Acquired EGFR C797S mutation mediates resistance to AZD9291 in non-small cell lung cancer harboring EGFR T790M

Abstract

Here we studied cell-free plasma DNA (cfDNA) collected from subjects with advanced lung cancer whose tumors had developed resistance to the epidermal growth factor receptor (EGFR) tyrosine kinase inhibitor (TKI) AZD9291. We first performed next-generation sequencing of cfDNA from seven subjects and detected an acquired EGFR C797S mutation in one; expression of this mutant EGFR construct in a cell line rendered it resistant to AZD9291. We then performed droplet digital PCR on serial cfDNA specimens collected from 15 AZD9291-treated subjects. All were positive for the T790M mutation before treatment, but upon developing AZD9291 resistance three molecular subtypes emerged: six cases acquired the C797S mutation, five cases maintained the T790M mutation but did not acquire the C797S mutation and four cases lost the T790M mutation despite the presence of the underlying EGFR activating mutation. Our findings provide insight into the diversity of mechanisms through which tumors acquire resistance to AZD9291 and highlight the need for therapies that are able to overcome resistance mediated by the EGFR C797S mutation.

Fig. 1

Acquired resistance to AZD9291 mediated by acquired EGFR C797S. (a) In the index case (Subject #1), targeted NGS identified an acquired T→A mutation (green) in 1.3% of reads, encoding for an EGFR C797S mutation. Overlapping reads spanning T790 and C797 contain both the T790M and C797S mutations, indicating the two mutations occur in cis on the same allele. (b) Ba/F3 cells harboring one of two EGFR activating mutations (exon 19 deletion or L858R) plus the T790M resistance mutation, either with or without C797S, were treated with either AZD9291 or CO-1686 at the indicated concentrations, and viable cells were measured after 72 hours of treatment and plotted relative to untreated control cells. Experiments were repeated 3 times, with mean and standard deviation plotted at each concentration. The curves were fitted using a non-linear regression model with a sigmoidal dose response. (c) Ba/F3 cells expressing EGFR del 19/T790M and del 19/T790M/C797S cells were treated with 1.0 μM AZD9291 or CO-1686 for 6 hours. Cell extracts were immunoblotted to detect total or phosphorylated EGFR andtubulin (loading control). (d–f) Representative images from serial plasma ddPCR show three molecular subtypes of acquired resistance to AZD9291 (N/D: not detected). A subset of subjects acquire an EGFR C797S resistance mutation, always in the presence of T790M (d). Other subjects maintain the EGFR T790M mutation without evidence of an acquired C797S (e).

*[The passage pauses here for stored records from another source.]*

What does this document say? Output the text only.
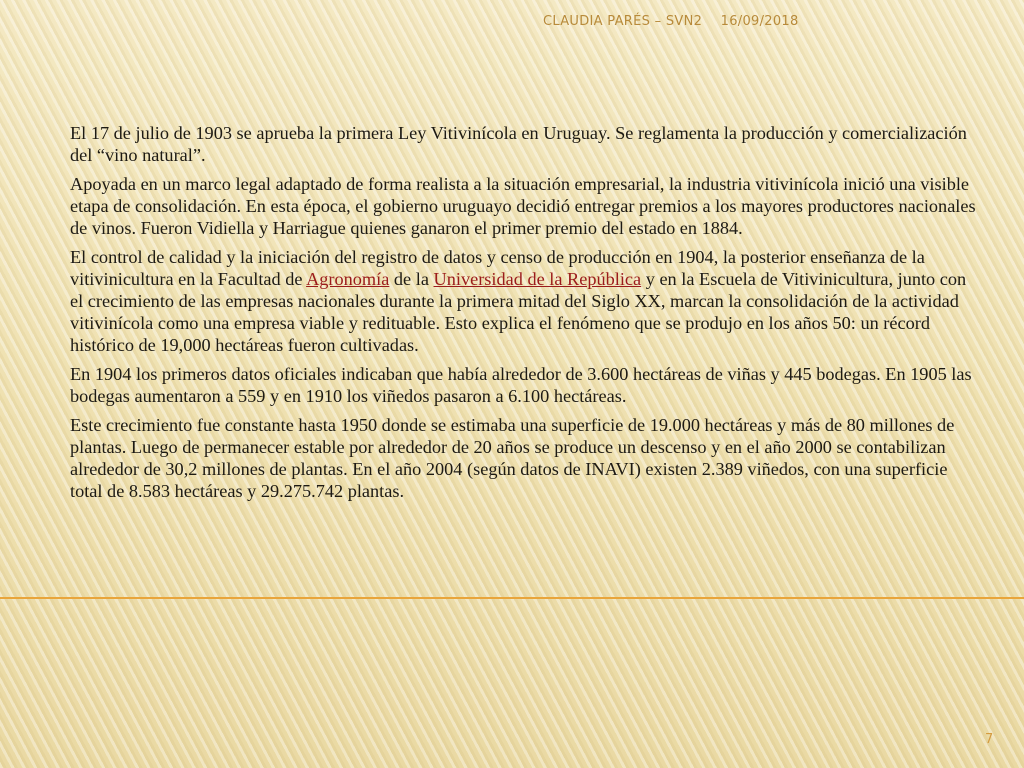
CLAUDIA PARÉS – SVN2 16/09/2018

El 17 de julio de 1903 se aprueba la primera Ley Vitivinícola en Uruguay. Se reglamenta la producción y comercialización del “vino natural”.

Apoyada en un marco legal adaptado de forma realista a la situación empresarial, la industria vitivinícola inició una visible etapa de consolidación. En esta época, el gobierno uruguayo decidió entregar premios a los mayores productores nacionales de vinos. Fueron Vidiella y Harriague quienes ganaron el primer premio del estado en 1884.

El control de calidad y la iniciación del registro de datos y censo de producción en 1904, la posterior enseñanza de la vitivinicultura en la Facultad de Agronomía de la Universidad de la República y en la Escuela de Vitivinicultura, junto con el crecimiento de las empresas nacionales durante la primera mitad del Siglo XX, marcan la consolidación de la actividad vitivinícola como una empresa viable y redituable. Esto explica el fenómeno que se produjo en los años 50: un récord histórico de 19,000 hectáreas fueron cultivadas.

En 1904 los primeros datos oficiales indicaban que había alrededor de 3.600 hectáreas de viñas y 445 bodegas. En 1905 las bodegas aumentaron a 559 y en 1910 los viñedos pasaron a 6.100 hectáreas.

Este crecimiento fue constante hasta 1950 donde se estimaba una superficie de 19.000 hectáreas y más de 80 millones de plantas. Luego de permanecer estable por alrededor de 20 años se produce un descenso y en el año 2000 se contabilizan alrededor de 30,2 millones de plantas. En el año 2004 (según datos de INAVI) existen 2.389 viñedos, con una superficie total de 8.583 hectáreas y 29.275.742 plantas.

7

The remaining subjects lose the EGFR T790M mutation despite increasing levels of the EGFR activating mutation, converting to T790M− resistance (f).

Fig. 2

NGS of baseline and progression cfDNA demonstrates several different genomic presentations of acquired EGFR C797S. (a) NGS of cfDNA from Subject #2 indicates the acquired C797S G→C mutation (blue) is on a different allele, in trans with the T790M mutation. (b–c) NGS of baseline and progression tumor biopsies (top panels) confirmed the acquired C797S mutation detected with plasma NGS (bottom). Plasma NGS detects the same T→A C797S mutation (green) found in the tumor and additionally detects a second G→C mutation encoding for C797S (blue).